Ich würde eine Versicherung gegen euch abschließen , wenn ich nur jemanden finden könnte, der so dumm ist und die Police unterschreibt. Seht euch doch nur an, was jetzt schon wieder geschieht! Ich bin Zuschauer in meinem eigenen Laden! Ich habe gutes Geld verdient, bis der verdammte Rat meine Gäste hinausgeworfen hat. Die Ratsmitglieder sind viel zu beschäftigt, um ans Trinken zu denken. Wer bezahlt mir meinen Ver-dienstausfall?«

»Entspannt Euch«, beruhigte sie Owen. »Ich habe ein paar Geschäftspartner in der Stadt, die mit Freuden dafür aufkommen werden. Nun, genaugenommen nicht gerade mit Freuden, aber sie werden es trotzdem tun. Sie wissen nämlich, daß ich sie an den Knien köpfe, falls sie sich weigern. Und das meine ich wörtlich.«

»Was ist hier überhaupt los?« fragte Hazel, nachdem sie und Cyder sich flüchtig über die Theke hinweg umarmt und die Luft in der Nähe der Wangen geküßt hatten.
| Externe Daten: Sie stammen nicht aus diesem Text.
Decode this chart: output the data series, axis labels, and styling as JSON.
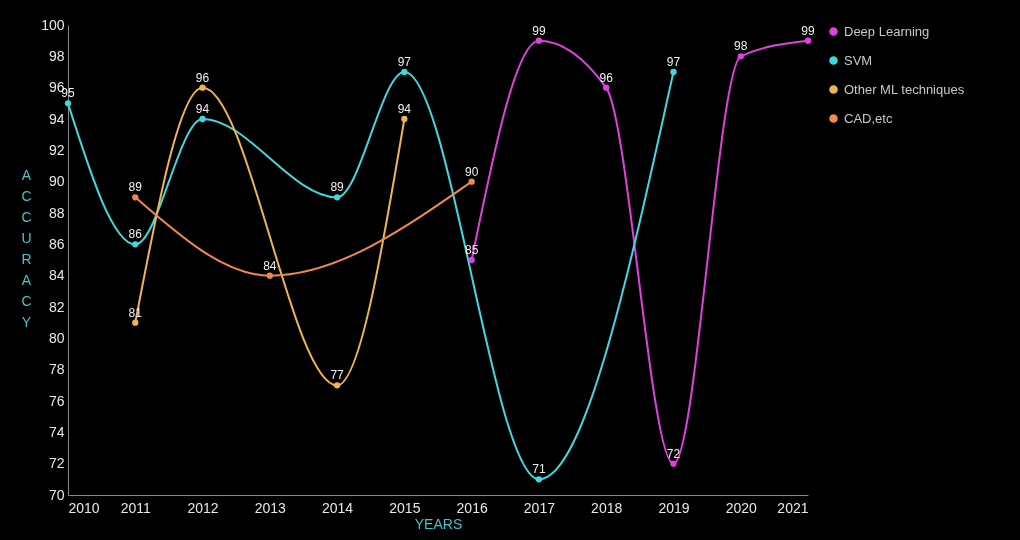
{
  "chart_data": {
    "type": "line",
    "xlabel": "YEARS",
    "ylabel": "ACCURACY",
    "xlim": [
      2010,
      2021
    ],
    "xticks": [
      2010,
      2011,
      2012,
      2013,
      2014,
      2015,
      2016,
      2017,
      2018,
      2019,
      2020,
      2021
    ],
    "ylim": [
      70,
      100
    ],
    "yticks": [
      70,
      72,
      74,
      76,
      78,
      80,
      82,
      84,
      86,
      88,
      90,
      92,
      94,
      96,
      98,
      100
    ],
    "grid": false,
    "legend": "right",
    "marker": "circle",
    "line_style": "solid",
    "data_labels": true,
    "series": [
      {
        "name": "Deep Learning",
        "color": "#e040e0",
        "x": [
          2016,
          2017,
          2018,
          2019,
          2020,
          2021
        ],
        "values": [
          85,
          99,
          96,
          72,
          98,
          99
        ]
      },
      {
        "name": "SVM",
        "color": "#40d8e0",
        "x": [
          2010,
          2011,
          2012,
          2014,
          2015,
          2017,
          2019
        ],
        "values": [
          95,
          86,
          94,
          89,
          97,
          71,
          97
        ]
      },
      {
        "name": "Other ML techniques",
        "color": "#f0b450",
        "x": [
          2011,
          2012,
          2014,
          2015
        ],
        "values": [
          81,
          96,
          77,
          94
        ]
      },
      {
        "name": "CAD,etc",
        "color": "#f08a4c",
        "x": [
          2011,
          2013,
          2016
        ],
        "values": [
          89,
          84,
          90
        ]
      }
    ]
  }
}
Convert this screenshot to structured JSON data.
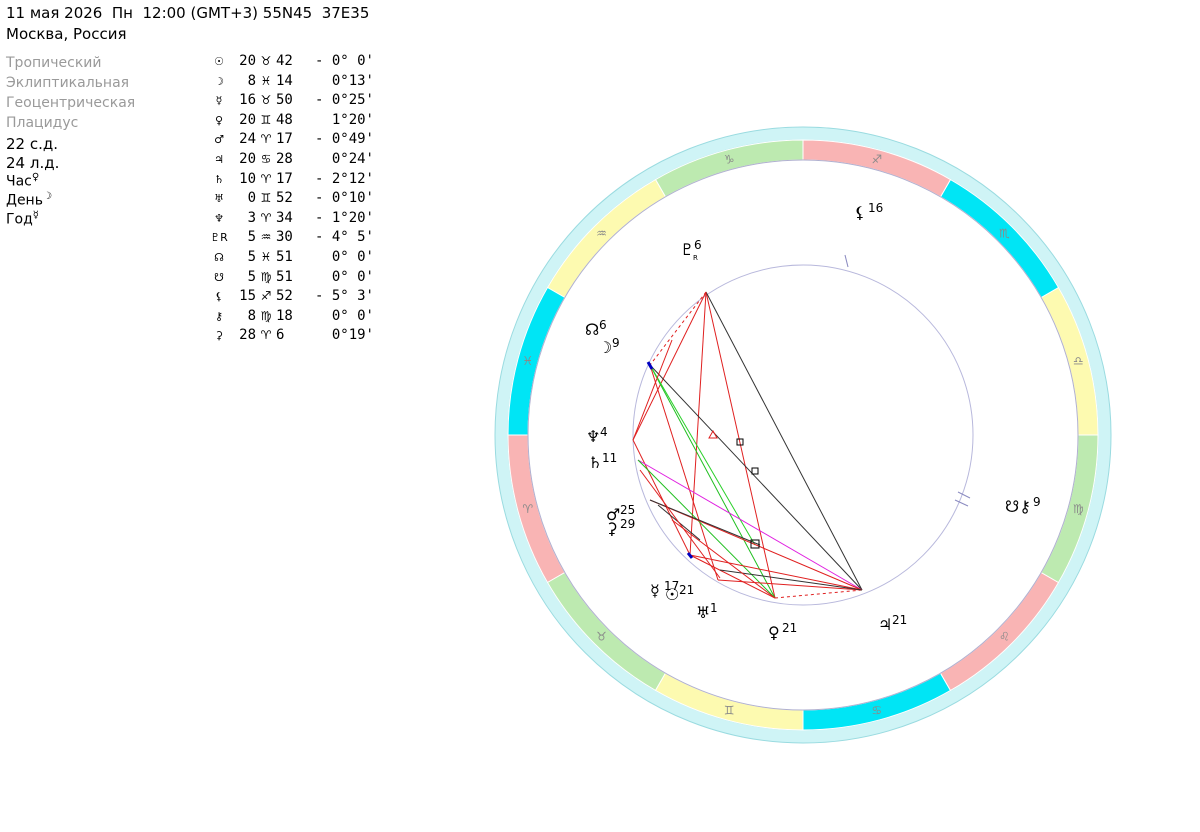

»Wir organisieren den Widerstand«, antwortete Cyder und schenkte sich einen ziemlich großen Drink ein. »Bis das Imperium uns findet, heißt das; aber das wird noch eine Weile dauern. Hoffentlich. Offiziell wissen nur die Ratsmitglieder selbst von dieser Versammlung hier, aber wir brauchen mehr und mehr Leute, die uns helfen, und irgendwann wird ganz bestimmt jemand reden. Irgend jemand redet immer irgendwann.

Bis dahin gibt sich der Rat die größte Mühe, den Widerstand zu organisieren und die Schäden und die Zahl der Todesopfer möglichst gering zu halten.«

Stahl bemerkte schließlich, daß Owen und Hazel eingetroffen waren. Er winkte den beiden, zu ihm zu kommen, und stellte sie den übrigen Ratsmitgliedern vor, die nicht im geringsten beeindruckt waren – weswegen Owen beschloß, sich ebenfalls unbeeindruckt zu zeigen. Was im übrigen nicht besonders schwer war.